I segni di questi sconvolgimenti sono evidenti in molte zone dell’Hoggar, dove colonne di basalto nero, dalla tipica forma geometrica a canne d’organo, convivono accanto alle forme arrotondate che caratterizzano i pinnacoli di granito. L’assenza di copertura vegetale aumenta la spettacolarità di questi contrasti, soprattutto al tramonto del sole, quando la luce radente esalta le diverse colorazioni delle rocce e invita lo sguardo a posarsi sui particolari. Affascinanti per il viaggiatore occasionale, colpito dalla loro elementare bellezza, le montagne del Sahara forniscono un eccellente materiale di studio per chiunque voglia avvicinarsi alle scienze geologiche: tutto è a portata di mano, dagli effetti più clamorosi del vulcanismo a quelli dell’erosione.
POPOLAMENTO
Il deserto non è sempre stato un luogo disabitato. Dalle brume del passato emergono le tracce di civiltà scomparse, che fiorirono in un Sahara ancor verde. Fu il progressivo avanzare della siccità, a partire da 5.000 anni orsono, a spingere gli antichi abitatori del Sahara a rifugiarsi nelle montagne, dove la vita era ancora possibile. Laggiù, come in un enorme museo all’aperto, oscuri artisti-sciamani lasciarono sulle pareti di arenaria migliaia di pitture e graffiti: danzatori mascherati, epiche scene di caccia all’elefante e al bufalo e aggraziati profili di bovidi pezzati. Poi, il Sahara divenne un luogo in cui l’essere umano é biologicamente perdente e il nomadismo un imperativo categorico. I popoli attuali del deserto, pastori nomadi di dromedari, vacche e capre, sono gli ultimi eroi di questa millenaria epopea.

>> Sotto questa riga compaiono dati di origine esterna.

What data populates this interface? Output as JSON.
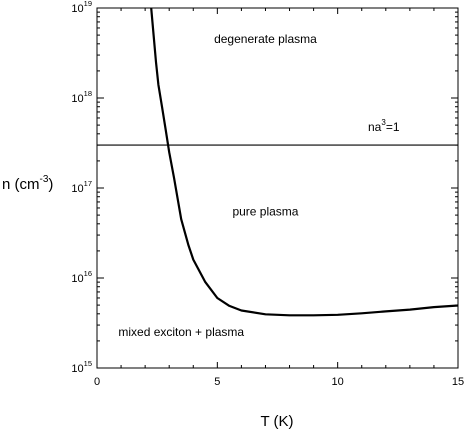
{
  "chart_data": {
    "type": "line",
    "xlabel": "T (K)",
    "ylabel": {
      "base": "n (cm",
      "exponent": "-3",
      "close": ")"
    },
    "xlim": [
      0,
      15
    ],
    "ylim": [
      1000000000000000.0,
      1e+19
    ],
    "yscale": "log",
    "grid": false,
    "x_ticks": [
      {
        "value": 0,
        "label": "0"
      },
      {
        "value": 5,
        "label": "5"
      },
      {
        "value": 10,
        "label": "10"
      },
      {
        "value": 15,
        "label": "15"
      }
    ],
    "y_ticks": [
      {
        "value": 1000000000000000.0,
        "base": "10",
        "exp": "15"
      },
      {
        "value": 1e+16,
        "base": "10",
        "exp": "16"
      },
      {
        "value": 1e+17,
        "base": "10",
        "exp": "17"
      },
      {
        "value": 1e+18,
        "base": "10",
        "exp": "18"
      },
      {
        "value": 1e+19,
        "base": "10",
        "exp": "19"
      }
    ],
    "series": [
      {
        "points": [
          [
            2.25,
            1e+19
          ],
          [
            2.35,
            5e+18
          ],
          [
            2.45,
            2.5e+18
          ],
          [
            2.55,
            1.4e+18
          ],
          [
            2.7,
            8e+17
          ],
          [
            2.85,
            4.5e+17
          ],
          [
            3.0,
            2.5e+17
          ],
          [
            3.2,
            1.3e+17
          ],
          [
            3.5,
            4.5e+16
          ],
          [
            3.8,
            2.3e+16
          ],
          [
            4.0,
            1.6e+16
          ],
          [
            4.5,
            9000000000000000.0
          ],
          [
            5.0,
            6000000000000000.0
          ],
          [
            5.5,
            4900000000000000.0
          ],
          [
            6.0,
            4350000000000000.0
          ],
          [
            7.0,
            3950000000000000.0
          ],
          [
            8.0,
            3850000000000000.0
          ],
          [
            9.0,
            3850000000000000.0
          ],
          [
            10.0,
            3900000000000000.0
          ],
          [
            11.0,
            4050000000000000.0
          ],
          [
            12.0,
            4250000000000000.0
          ],
          [
            13.0,
            4450000000000000.0
          ],
          [
            14.0,
            4750000000000000.0
          ],
          [
            15.0,
            4950000000000000.0
          ]
        ]
      }
    ],
    "horizontal_lines": [
      {
        "y": 3e+17,
        "label": {
          "base": "na",
          "exp": "3",
          "tail": "=1"
        }
      }
    ],
    "annotations": [
      {
        "text": "degenerate plasma",
        "x": 7.0,
        "y": 4.5e+18
      },
      {
        "text": "pure plasma",
        "x": 7.0,
        "y": 5.5e+16
      },
      {
        "text": "mixed exciton + plasma",
        "x": 3.5,
        "y": 2500000000000000.0
      }
    ]
  }
}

IL PIU’ GRANDE MUSEO DEL MONDO (arte rupestre)
Le popolazioni scomparse del Sahara hanno lasciato molte testimonianze della loro civiltà. I manufatti litici, le ceramiche, i reperti archeologici, ci raccontano per sommi capi quale era il loro modello sociale, le fonti di sostentamento e il rapporto con l’ambiente. Ma solo l’arte rupestre é in grado di fornire informazioni sul mondo in cui queste genti vivevano e, soprattutto, sulla loro spiritualità. I graffiti e le pitture censiti sono decine di migliaia, diffuse in tutto l’immenso territorio del Sahara. Le pietre scritte sono ovunque, ma le zone di maggiore concentrazione si situano all’interno dei grandi massicci montuosi che occupano il centro del deserto: l’Hoggar, il Tibesti, l’Ennedi, l’Air e il complesso Tassili n’Ajjer-Tadrart Acacus, al confine tra la Libia e l’Algeria meridionali. Stazioni di arte rupestre sono presenti anche nella faglia di Tichitt, in Mauritania; nel Fezzan libico e ancora più a est, nel Jebel Uweinat, dove si intersecano le frontiere di Sudan ed Egitto; negli altopiani della Nubia, fino al Mar Rosso; a sud, nell’Adrar degli Iforhas, in Mali. Le montagne sono senza dubbio i luoghi dove il popolamento é stato più consistente e di più lunga durata: ma le favorevoli condizioni climatiche e le esigenze materiali non bastano a spiegare l’enorme quantità di siti, né il loro condensarsi in punti determinati.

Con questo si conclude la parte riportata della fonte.